When your run submits successfully, select View run list to view run status on the prompt flow Runs page. The batch run might take a while to finish. You can select Refresh to load the latest status.

After the batch run completes, select the check next to the run and then select Visualize outputs to view the result of your batch run.

Screenshot of selecting Visualize outputs on the Runs page.

On the Visualize outputs screen, enable the eye icon next to the child run to append evaluation results to the table of batch run results. You can see the total token count and overall accuracy. The Output table shows the results for each row of data: input, flow output, system metrics, and evaluation result of Correct or Incorrect.

Screenshot of Web classification batch run details page to view outputs.

In the Output table, you can:

  • Adjust column width, hide or unhide columns, or change column order.
  • Select Export to Download current page as a CSV file or Download data export script as a Jupyter notebook file you can run to download outputs locally.
  • Select the View details icon next to any row to open the Trace view showing the complete details for that row.

Accuracy isn't the only metric that can evaluate a classification task. For example, you can also use recall to evaluate. To run other evaluations, select Evaluate next to Visualize outputs on the Runs page, and select other evaluation methods.

Deploy as an endpoint

After you build and test a flow, you can deploy it as an endpoint so that you can invoke the endpoint for real-time inference.

Configure the endpoint

  1. On the batch Runs page, select the run name link, and on the run detail page, select Deploy on the top menu bar to open the deployment wizard.

  2. On the Basic settings page, specify an Endpoint name and Deployment name and select a Virtual machine type and Instance count.

  3. You can select Next to configure advanced Endpoint, Deployment, and Outputs & connections settings. For this example, use the default settings.

  4. Select Review + Create and then select Create to start the deployment.

Test the endpoint

You can go to your endpoint detail page from the notification, or by selecting Endpoints in the studio left navigation and selecting your endpoint from the Real-time endpoints tab. It takes several minutes to deploy the endpoint. After the endpoint is deployed successfully, you can test it in the Test tab.

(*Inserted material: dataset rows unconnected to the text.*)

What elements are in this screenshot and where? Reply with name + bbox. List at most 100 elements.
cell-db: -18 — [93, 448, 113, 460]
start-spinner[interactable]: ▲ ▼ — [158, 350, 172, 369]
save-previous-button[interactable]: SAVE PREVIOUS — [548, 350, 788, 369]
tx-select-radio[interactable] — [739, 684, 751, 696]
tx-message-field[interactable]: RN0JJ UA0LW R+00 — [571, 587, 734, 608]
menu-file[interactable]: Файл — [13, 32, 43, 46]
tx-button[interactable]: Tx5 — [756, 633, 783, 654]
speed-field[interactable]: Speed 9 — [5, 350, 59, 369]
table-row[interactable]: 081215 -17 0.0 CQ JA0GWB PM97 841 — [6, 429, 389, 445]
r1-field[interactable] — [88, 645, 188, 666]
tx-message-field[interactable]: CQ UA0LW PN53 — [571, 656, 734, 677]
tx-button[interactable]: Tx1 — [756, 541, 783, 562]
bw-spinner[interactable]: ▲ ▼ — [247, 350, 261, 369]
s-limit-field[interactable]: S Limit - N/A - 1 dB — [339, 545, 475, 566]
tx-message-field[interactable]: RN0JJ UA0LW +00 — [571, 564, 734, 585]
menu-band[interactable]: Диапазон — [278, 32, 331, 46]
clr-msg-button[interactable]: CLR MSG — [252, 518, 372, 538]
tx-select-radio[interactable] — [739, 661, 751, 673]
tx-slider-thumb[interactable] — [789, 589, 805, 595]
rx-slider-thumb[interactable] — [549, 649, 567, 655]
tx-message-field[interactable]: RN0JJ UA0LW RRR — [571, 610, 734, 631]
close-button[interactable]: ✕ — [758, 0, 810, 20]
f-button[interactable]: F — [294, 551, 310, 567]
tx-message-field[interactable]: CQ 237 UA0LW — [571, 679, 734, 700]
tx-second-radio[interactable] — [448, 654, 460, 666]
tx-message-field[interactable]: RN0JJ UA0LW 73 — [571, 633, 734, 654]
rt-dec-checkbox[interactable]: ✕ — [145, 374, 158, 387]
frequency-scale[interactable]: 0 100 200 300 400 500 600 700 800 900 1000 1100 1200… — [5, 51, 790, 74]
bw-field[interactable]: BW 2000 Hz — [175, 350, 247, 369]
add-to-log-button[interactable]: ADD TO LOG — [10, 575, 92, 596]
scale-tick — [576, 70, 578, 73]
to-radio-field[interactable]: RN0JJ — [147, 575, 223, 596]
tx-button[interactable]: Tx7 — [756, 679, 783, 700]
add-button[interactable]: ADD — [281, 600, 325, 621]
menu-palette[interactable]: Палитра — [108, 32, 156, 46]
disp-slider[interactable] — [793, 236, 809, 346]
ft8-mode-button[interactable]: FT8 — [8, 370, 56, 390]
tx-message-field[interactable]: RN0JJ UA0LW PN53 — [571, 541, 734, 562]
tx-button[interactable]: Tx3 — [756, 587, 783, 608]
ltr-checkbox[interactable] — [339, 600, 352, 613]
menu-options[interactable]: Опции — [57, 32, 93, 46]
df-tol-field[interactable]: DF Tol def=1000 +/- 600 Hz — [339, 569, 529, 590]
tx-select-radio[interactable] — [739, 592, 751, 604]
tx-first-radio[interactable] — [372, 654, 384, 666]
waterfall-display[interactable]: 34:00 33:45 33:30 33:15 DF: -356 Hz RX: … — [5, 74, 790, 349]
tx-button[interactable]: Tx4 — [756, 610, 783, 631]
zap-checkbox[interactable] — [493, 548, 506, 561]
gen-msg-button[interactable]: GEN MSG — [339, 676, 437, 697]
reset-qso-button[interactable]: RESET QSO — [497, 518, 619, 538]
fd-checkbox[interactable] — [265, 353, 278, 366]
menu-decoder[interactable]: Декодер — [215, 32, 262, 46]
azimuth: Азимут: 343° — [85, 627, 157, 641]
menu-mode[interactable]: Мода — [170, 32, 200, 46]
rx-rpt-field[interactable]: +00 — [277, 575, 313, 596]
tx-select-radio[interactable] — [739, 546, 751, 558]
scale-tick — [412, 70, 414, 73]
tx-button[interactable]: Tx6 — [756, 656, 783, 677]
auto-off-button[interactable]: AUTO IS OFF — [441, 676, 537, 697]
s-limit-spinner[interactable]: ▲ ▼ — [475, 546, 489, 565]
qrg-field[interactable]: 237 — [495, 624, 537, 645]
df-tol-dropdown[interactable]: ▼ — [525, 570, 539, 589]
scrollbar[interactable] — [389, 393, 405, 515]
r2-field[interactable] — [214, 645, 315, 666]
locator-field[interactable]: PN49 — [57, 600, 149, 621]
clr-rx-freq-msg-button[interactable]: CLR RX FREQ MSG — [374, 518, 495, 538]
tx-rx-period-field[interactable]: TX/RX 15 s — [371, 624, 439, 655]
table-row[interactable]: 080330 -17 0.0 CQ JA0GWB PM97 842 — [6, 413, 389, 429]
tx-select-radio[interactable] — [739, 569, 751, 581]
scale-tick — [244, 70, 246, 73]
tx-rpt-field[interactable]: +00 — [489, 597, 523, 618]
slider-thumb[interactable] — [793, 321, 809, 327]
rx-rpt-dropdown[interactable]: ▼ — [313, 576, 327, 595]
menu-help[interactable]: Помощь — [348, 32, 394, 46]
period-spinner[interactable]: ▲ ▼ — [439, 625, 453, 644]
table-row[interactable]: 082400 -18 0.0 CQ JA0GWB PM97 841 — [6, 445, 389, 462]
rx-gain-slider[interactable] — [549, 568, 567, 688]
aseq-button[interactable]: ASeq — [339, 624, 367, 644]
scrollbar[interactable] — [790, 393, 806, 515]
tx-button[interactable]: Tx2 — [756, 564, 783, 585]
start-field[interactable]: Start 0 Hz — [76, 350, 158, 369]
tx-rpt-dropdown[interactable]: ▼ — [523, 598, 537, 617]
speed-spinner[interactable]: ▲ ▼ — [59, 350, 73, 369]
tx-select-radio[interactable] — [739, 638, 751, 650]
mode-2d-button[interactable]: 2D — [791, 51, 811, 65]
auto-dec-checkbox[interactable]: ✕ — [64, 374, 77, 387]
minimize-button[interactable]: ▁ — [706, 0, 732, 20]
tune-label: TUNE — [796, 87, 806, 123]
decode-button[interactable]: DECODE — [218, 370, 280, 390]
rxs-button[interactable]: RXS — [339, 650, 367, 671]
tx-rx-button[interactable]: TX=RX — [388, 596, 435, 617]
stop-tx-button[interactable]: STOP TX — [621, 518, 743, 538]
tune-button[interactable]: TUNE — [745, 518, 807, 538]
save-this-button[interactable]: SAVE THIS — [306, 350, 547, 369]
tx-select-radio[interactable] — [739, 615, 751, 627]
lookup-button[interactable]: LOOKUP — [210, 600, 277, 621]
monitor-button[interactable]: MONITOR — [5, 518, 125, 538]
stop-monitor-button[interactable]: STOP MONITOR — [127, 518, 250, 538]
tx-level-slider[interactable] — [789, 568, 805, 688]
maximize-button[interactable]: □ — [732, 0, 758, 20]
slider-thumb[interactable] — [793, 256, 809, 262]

Put the URL you want to test in the input box, and select Test. You see the result predicted by your endpoint.

Clean up resources

To conserve compute resources and costs, you can stop your compute session if you're done using it for now. Select the running session and then select Stop compute session.

You can also stop a compute instance by selecting Compute from the studio left navigation, selecting your compute instance in the Compute instances list, and selecting Stop.

If you don't plan to use any of the resources that you created in this tutorial, you can delete them so they don't incur charges. In the Azure portal, search for and select Resource groups. From the list, select the resource group that contains the resources you created, and then select Delete resource group from the top menu on the resource group page.